İçimizdeki kahraman

Öne Çıkanlar Toplum

Sıradan bir insan hiç tanımadığı biri için neden yaşamını tehlikeye atar? The Power of Others (Başkalarının Gücü) başlıklı kitabın da yazarı olan New Scientist dergisi danışmanlarından Michael Bond bu tür insanların öykülerini araştırarak soruya bir yanıt getirmeye çalışıyor.

Michael McNally’nin gürültüyü duyup dışarıya fırlaması yaklaşık 10 saniye içinde oldu. Kazayı yapan araba alevler içindeydi ve ön bölümü bir ağacın gövdesine bindirmişti. Motor bölümünde patlamalar oluyordu. McNally arabanın içine göz attığında yolcu koltuğunda kızı yaşında genç bir kadının olduğunu gördü. Onu orada bırakması, açıkça ölüme terk etmesi demekti. 51 yaşındaki McNally koşup kızı arabadan çıkartmaya çalıştı. Kızın yanmakta olan derisi dökülmeye başlamıştı. Görüntü dehşet vericiydi. Ancak kız ciddi yanıklarına karşın, ölümden kurtulmuştu.

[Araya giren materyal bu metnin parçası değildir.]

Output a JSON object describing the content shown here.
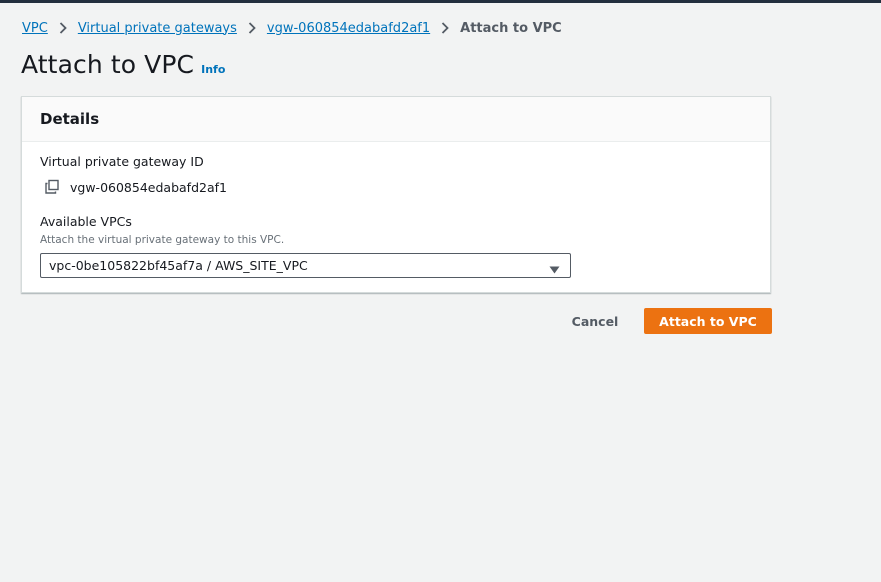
{
  "breadcrumb": {
    "items": [
      {
        "label": "VPC"
      },
      {
        "label": "Virtual private gateways"
      },
      {
        "label": "vgw-060854edabafd2af1"
      }
    ],
    "current": "Attach to VPC"
  },
  "page": {
    "title": "Attach to VPC",
    "info_label": "Info"
  },
  "details": {
    "header": "Details",
    "gateway_id_label": "Virtual private gateway ID",
    "gateway_id_value": "vgw-060854edabafd2af1",
    "vpcs_label": "Available VPCs",
    "vpcs_description": "Attach the virtual private gateway to this VPC.",
    "vpcs_selected": "vpc-0be105822bf45af7a / AWS_SITE_VPC"
  },
  "actions": {
    "cancel_label": "Cancel",
    "submit_label": "Attach to VPC"
  },
  "icons": {
    "separator": "chevron-right-icon",
    "copy": "copy-icon",
    "dropdown": "caret-down-icon"
  },
  "colors": {
    "link": "#0073bb",
    "primary_button": "#ec7211",
    "background": "#f2f3f3",
    "top_bar": "#232f3e"
  }
}
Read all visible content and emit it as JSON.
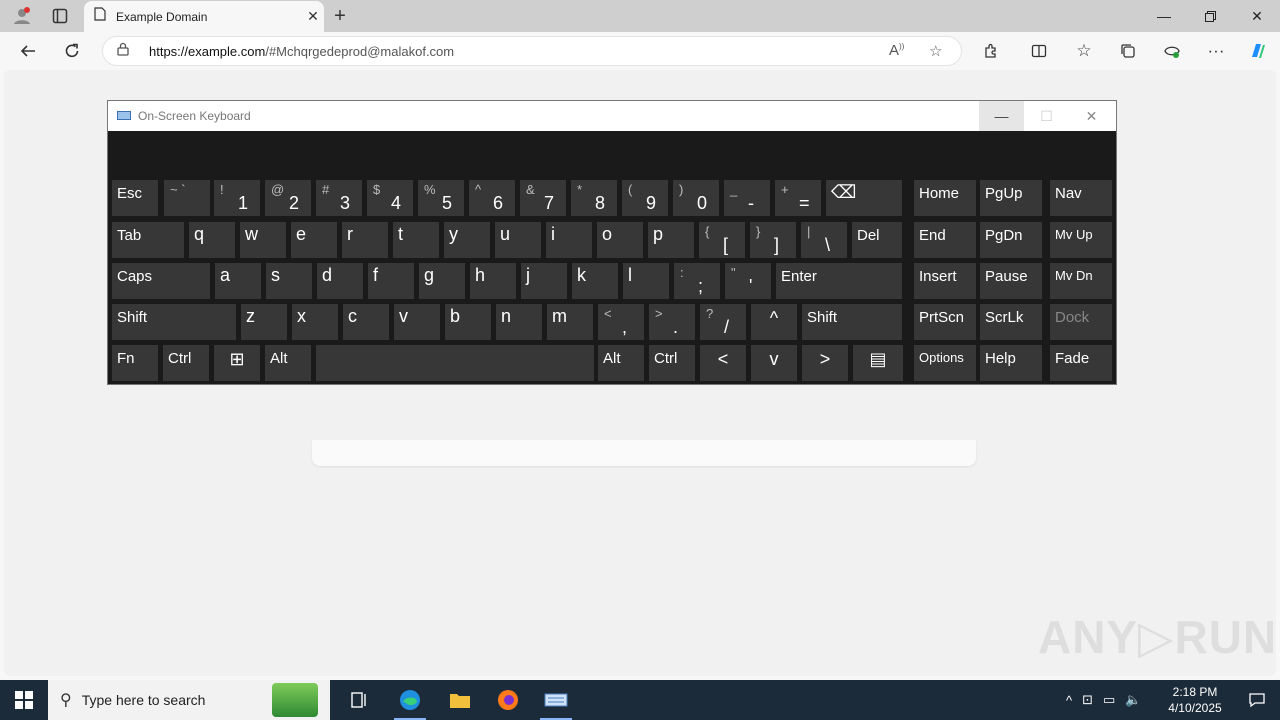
{
  "browser": {
    "tab_title": "Example Domain",
    "url_domain": "https://example.com",
    "url_rest": "/#Mchqrgedeprod@malakof.com"
  },
  "osk": {
    "title": "On-Screen Keyboard",
    "keys": [
      {
        "id": "esc",
        "label": "Esc"
      },
      {
        "id": "backquote",
        "sm": "~ `"
      },
      {
        "id": "1",
        "sm": "!",
        "mn": "1"
      },
      {
        "id": "2",
        "sm": "@",
        "mn": "2"
      },
      {
        "id": "3",
        "sm": "#",
        "mn": "3"
      },
      {
        "id": "4",
        "sm": "$",
        "mn": "4"
      },
      {
        "id": "5",
        "sm": "%",
        "mn": "5"
      },
      {
        "id": "6",
        "sm": "^",
        "mn": "6"
      },
      {
        "id": "7",
        "sm": "&",
        "mn": "7"
      },
      {
        "id": "8",
        "sm": "*",
        "mn": "8"
      },
      {
        "id": "9",
        "sm": "(",
        "mn": "9"
      },
      {
        "id": "0",
        "sm": ")",
        "mn": "0"
      },
      {
        "id": "minus",
        "sm": "_",
        "mn": "-"
      },
      {
        "id": "equals",
        "sm": "+",
        "mn": "="
      },
      {
        "id": "backspace",
        "label": "⌫"
      },
      {
        "id": "home",
        "label": "Home"
      },
      {
        "id": "pgup",
        "label": "PgUp"
      },
      {
        "id": "nav",
        "label": "Nav"
      },
      {
        "id": "tab",
        "label": "Tab"
      },
      {
        "id": "q",
        "label": "q"
      },
      {
        "id": "w",
        "label": "w"
      },
      {
        "id": "e",
        "label": "e"
      },
      {
        "id": "r",
        "label": "r"
      },
      {
        "id": "t",
        "label": "t"
      },
      {
        "id": "y",
        "label": "y"
      },
      {
        "id": "u",
        "label": "u"
      },
      {
        "id": "i",
        "label": "i"
      },
      {
        "id": "o",
        "label": "o"
      },
      {
        "id": "p",
        "label": "p"
      },
      {
        "id": "lbracket",
        "sm": "{",
        "mn": "["
      },
      {
        "id": "rbracket",
        "sm": "}",
        "mn": "]"
      },
      {
        "id": "backslash",
        "sm": "|",
        "mn": "\\"
      },
      {
        "id": "del",
        "label": "Del"
      },
      {
        "id": "end",
        "label": "End"
      },
      {
        "id": "pgdn",
        "label": "PgDn"
      },
      {
        "id": "mvup",
        "label": "Mv Up"
      },
      {
        "id": "caps",
        "label": "Caps"
      },
      {
        "id": "a",
        "label": "a"
      },
      {
        "id": "s",
        "label": "s"
      },
      {
        "id": "d",
        "label": "d"
      },
      {
        "id": "f",
        "label": "f"
      },
      {
        "id": "g",
        "label": "g"
      },
      {
        "id": "h",
        "label": "h"
      },
      {
        "id": "j",
        "label": "j"
      },
      {
        "id": "k",
        "label": "k"
      },
      {
        "id": "l",
        "label": "l"
      },
      {
        "id": "semicolon",
        "sm": ":",
        "mn": ";"
      },
      {
        "id": "quote",
        "sm": "\"",
        "mn": "'"
      },
      {
        "id": "enter",
        "label": "Enter"
      },
      {
        "id": "insert",
        "label": "Insert"
      },
      {
        "id": "pause",
        "label": "Pause"
      },
      {
        "id": "mvdn",
        "label": "Mv Dn"
      },
      {
        "id": "lshift",
        "label": "Shift"
      },
      {
        "id": "z",
        "label": "z"
      },
      {
        "id": "x",
        "label": "x"
      },
      {
        "id": "c",
        "label": "c"
      },
      {
        "id": "v",
        "label": "v"
      },
      {
        "id": "b",
        "label": "b"
      },
      {
        "id": "n",
        "label": "n"
      },
      {
        "id": "m",
        "label": "m"
      },
      {
        "id": "comma",
        "sm": "<",
        "mn": ","
      },
      {
        "id": "period",
        "sm": ">",
        "mn": "."
      },
      {
        "id": "slash",
        "sm": "?",
        "mn": "/"
      },
      {
        "id": "up",
        "label": "^"
      },
      {
        "id": "rshift",
        "label": "Shift"
      },
      {
        "id": "prtscn",
        "label": "PrtScn"
      },
      {
        "id": "scrlk",
        "label": "ScrLk"
      },
      {
        "id": "dock",
        "label": "Dock"
      },
      {
        "id": "fn",
        "label": "Fn"
      },
      {
        "id": "lctrl",
        "label": "Ctrl"
      },
      {
        "id": "win",
        "label": "⊞"
      },
      {
        "id": "lalt",
        "label": "Alt"
      },
      {
        "id": "space",
        "label": ""
      },
      {
        "id": "ralt",
        "label": "Alt"
      },
      {
        "id": "rctrl",
        "label": "Ctrl"
      },
      {
        "id": "left",
        "label": "<"
      },
      {
        "id": "down",
        "label": "v"
      },
      {
        "id": "right",
        "label": ">"
      },
      {
        "id": "menu",
        "label": "▤"
      },
      {
        "id": "options",
        "label": "Options"
      },
      {
        "id": "help",
        "label": "Help"
      },
      {
        "id": "fade",
        "label": "Fade"
      }
    ]
  },
  "watermark": "ANY▷RUN",
  "taskbar": {
    "search_placeholder": "Type here to search",
    "time": "2:18 PM",
    "date": "4/10/2025"
  }
}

Bir insanın hiç tanımadığı birinin yaşamını kurtarmak uğruna kendi yaşamını neden tehlikeye attığını merak ediyorsanız, en son başvuracağınız kişi kahramanın kendisi olmalı. Çünkü bu tür eylemleri gerçekleştiren kahramanlar çoğu zaman neden öyle davrandıklarına bir açıklama getiremezler. Nitekim McNally, “Bunu neden yaptığımı bilmiyorum. Tek bildiğim o anda bir şeyler yapmak zorunda olduğumdu” diyor.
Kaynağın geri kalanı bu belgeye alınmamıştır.